For purposes of this Lock-Up Agreement, “immediate family” shall mean any relationship by blood, marriage or adoption, not more remote than first cousin. For the purpose of clause (viii) above, “change of control” shall mean the consummation of any bona fide third party tender offer, merger, consolidation or other similar transaction the result of which is that any “person” (as defined in Section 13(d)(3) of the Exchange Act), or group of persons, other than the Company, becomes the beneficial owner (as defined in Rules 13d-3 and 13d-5 of the Exchange Act) of 50% of total voting power of the voting stock of the Company.
The undersigned hereby represents and warrants that the undersigned has full power and authority to enter into this Lock-Up Agreement and that this Lock-Up Agreement has been duly authorized (if the undersigned is not a natural person) and constitutes the legal, valid and binding obligation of the undersigned, enforceable in accordance with its terms.

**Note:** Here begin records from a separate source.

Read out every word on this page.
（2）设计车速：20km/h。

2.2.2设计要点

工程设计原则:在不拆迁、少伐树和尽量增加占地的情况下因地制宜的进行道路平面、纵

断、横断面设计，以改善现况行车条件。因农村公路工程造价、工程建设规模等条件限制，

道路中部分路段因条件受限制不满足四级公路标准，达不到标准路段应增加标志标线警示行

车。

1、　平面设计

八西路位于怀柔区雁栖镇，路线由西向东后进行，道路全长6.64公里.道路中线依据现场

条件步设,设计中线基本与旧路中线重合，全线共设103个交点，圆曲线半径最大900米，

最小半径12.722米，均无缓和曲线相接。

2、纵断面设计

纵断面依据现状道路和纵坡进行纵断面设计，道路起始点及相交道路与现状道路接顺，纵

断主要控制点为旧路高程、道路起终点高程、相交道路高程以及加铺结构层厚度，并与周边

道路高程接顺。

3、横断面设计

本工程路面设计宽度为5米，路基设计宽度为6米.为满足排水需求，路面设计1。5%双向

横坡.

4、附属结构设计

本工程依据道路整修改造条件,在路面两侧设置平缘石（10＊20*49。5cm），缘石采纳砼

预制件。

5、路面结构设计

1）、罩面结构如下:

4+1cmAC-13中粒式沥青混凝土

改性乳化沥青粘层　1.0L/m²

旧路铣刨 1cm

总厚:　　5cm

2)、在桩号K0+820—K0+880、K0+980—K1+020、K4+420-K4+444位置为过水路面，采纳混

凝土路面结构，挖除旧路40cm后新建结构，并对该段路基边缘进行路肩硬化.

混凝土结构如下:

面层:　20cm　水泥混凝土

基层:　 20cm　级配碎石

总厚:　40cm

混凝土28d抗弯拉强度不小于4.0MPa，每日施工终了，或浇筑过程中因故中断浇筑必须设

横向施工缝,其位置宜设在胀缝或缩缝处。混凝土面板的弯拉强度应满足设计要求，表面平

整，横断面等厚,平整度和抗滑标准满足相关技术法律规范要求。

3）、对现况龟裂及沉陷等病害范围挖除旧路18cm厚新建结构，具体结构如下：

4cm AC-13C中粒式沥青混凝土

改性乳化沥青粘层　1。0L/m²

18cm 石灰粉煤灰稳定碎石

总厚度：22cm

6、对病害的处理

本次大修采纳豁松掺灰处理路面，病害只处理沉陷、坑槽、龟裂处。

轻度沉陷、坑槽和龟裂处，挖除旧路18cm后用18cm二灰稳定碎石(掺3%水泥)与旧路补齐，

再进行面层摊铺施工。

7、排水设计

Upon request, the undersigned will execute any additional documents necessary in connection with the enforcement hereof. Any obligations of the undersigned shall be binding upon the successors and assigns of the undersigned from the date of this Lock-Up Agreement.

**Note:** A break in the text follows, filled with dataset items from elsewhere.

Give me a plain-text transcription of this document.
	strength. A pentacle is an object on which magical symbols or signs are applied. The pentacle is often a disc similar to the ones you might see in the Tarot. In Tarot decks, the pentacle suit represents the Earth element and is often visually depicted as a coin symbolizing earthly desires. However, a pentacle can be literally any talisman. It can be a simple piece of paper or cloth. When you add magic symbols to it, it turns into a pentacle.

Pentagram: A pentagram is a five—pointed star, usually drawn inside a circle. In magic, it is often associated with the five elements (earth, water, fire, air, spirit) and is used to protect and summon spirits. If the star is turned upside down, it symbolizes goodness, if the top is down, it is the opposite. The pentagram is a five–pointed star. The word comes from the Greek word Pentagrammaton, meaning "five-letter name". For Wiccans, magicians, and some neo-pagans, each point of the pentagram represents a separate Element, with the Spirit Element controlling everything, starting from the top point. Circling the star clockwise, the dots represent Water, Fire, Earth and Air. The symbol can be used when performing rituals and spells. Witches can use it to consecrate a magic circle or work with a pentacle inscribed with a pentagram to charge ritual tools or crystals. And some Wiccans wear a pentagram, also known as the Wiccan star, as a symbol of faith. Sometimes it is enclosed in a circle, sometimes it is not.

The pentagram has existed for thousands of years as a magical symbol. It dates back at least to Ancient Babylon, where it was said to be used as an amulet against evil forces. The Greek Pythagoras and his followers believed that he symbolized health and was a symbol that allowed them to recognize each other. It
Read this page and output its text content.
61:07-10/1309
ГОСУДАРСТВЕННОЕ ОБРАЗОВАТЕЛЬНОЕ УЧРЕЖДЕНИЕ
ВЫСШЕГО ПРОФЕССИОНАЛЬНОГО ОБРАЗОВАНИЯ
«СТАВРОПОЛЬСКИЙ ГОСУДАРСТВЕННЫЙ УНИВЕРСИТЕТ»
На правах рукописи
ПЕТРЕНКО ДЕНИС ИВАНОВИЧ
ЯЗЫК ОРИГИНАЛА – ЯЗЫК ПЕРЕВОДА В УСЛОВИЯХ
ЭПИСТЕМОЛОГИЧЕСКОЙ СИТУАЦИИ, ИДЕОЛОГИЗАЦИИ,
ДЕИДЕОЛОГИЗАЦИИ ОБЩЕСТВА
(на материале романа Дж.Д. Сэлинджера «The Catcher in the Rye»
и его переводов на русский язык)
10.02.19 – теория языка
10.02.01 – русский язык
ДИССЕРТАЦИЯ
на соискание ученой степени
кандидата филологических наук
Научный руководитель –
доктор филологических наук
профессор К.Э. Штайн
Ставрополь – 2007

The undersigned understands that, if the Underwriting Agreement does not become effective, or if the Underwriting Agreement (other than the provisions thereof which survive termination) shall terminate or be terminated prior to payment for and delivery of the Securities to be sold thereunder, the undersigned shall be released from all obligations under this Lock-Up Agreement.
No provision in this Lock-Up Agreement shall be deemed to restrict or prohibit the exercise, exchange or conversion by the undersigned of any securities exercisable or exchangeable for or convertible into Shares, as applicable; provided that the undersigned does not transfer the Shares acquired on such exercise, exchange or conversion during the Lock-Up Period, unless otherwise permitted pursuant to the terms of this Lock-Up Agreement. In addition, no provision herein shall be deemed to restrict or prohibit the entry into or modification of a so-called “10b5-1” plan at any time (other than the entry into or modification of such a plan in such a manner as to cause the sale of any Relevant Securities within the Lock-Up Period), or a sale of 100% of the Company’s outstanding Shares, a merger or other similar transaction involving the Company.

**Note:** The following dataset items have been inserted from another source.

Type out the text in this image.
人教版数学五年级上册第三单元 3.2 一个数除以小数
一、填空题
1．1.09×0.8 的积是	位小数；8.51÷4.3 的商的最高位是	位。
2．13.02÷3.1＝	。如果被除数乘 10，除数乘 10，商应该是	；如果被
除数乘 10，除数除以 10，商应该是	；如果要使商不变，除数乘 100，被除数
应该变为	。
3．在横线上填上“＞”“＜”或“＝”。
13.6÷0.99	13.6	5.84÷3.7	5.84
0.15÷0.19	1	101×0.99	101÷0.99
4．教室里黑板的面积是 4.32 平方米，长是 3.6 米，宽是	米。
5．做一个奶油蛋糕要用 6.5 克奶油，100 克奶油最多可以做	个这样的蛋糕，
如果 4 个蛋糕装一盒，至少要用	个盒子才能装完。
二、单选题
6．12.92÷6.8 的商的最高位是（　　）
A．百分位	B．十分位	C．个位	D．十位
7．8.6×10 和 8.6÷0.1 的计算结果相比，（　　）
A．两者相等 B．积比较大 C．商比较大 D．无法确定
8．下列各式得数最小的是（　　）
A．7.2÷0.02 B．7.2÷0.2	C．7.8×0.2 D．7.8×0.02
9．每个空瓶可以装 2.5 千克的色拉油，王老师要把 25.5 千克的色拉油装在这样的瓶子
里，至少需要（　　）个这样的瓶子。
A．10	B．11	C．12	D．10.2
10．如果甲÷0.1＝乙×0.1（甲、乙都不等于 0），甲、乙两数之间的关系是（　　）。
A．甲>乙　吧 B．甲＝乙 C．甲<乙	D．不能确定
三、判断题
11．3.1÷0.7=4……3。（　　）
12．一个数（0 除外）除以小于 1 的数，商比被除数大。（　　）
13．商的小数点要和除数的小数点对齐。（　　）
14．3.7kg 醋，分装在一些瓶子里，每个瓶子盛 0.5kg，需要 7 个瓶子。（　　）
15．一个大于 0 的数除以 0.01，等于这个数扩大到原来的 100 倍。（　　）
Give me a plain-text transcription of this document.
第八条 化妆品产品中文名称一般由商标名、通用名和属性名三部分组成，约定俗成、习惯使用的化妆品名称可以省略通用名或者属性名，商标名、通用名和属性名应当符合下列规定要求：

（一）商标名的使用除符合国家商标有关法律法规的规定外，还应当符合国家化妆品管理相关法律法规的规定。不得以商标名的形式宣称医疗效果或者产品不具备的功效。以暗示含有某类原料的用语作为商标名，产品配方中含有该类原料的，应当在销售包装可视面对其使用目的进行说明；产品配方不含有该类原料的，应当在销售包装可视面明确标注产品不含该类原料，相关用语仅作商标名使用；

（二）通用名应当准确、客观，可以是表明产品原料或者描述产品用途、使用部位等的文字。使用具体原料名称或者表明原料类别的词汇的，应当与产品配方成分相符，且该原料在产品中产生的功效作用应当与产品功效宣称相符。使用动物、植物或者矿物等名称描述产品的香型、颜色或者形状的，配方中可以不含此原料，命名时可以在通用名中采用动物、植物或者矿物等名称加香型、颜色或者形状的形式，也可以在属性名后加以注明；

The undersigned, whether or not participating in the Public Offering, understands that the Underwriters are entering into the Underwriting Agreement and proceeding with the Public Offering in reliance upon this Lock-Up Agreement.
This Lock-Up Agreement shall be governed by and construed in accordance with the laws of the State of New York, without regard to the conflict of laws principles thereof. Delivery of a signed copy of this Lock-Up Agreement by facsimile or e-mail/.pdf transmission shall be effective as the delivery of the original hereof.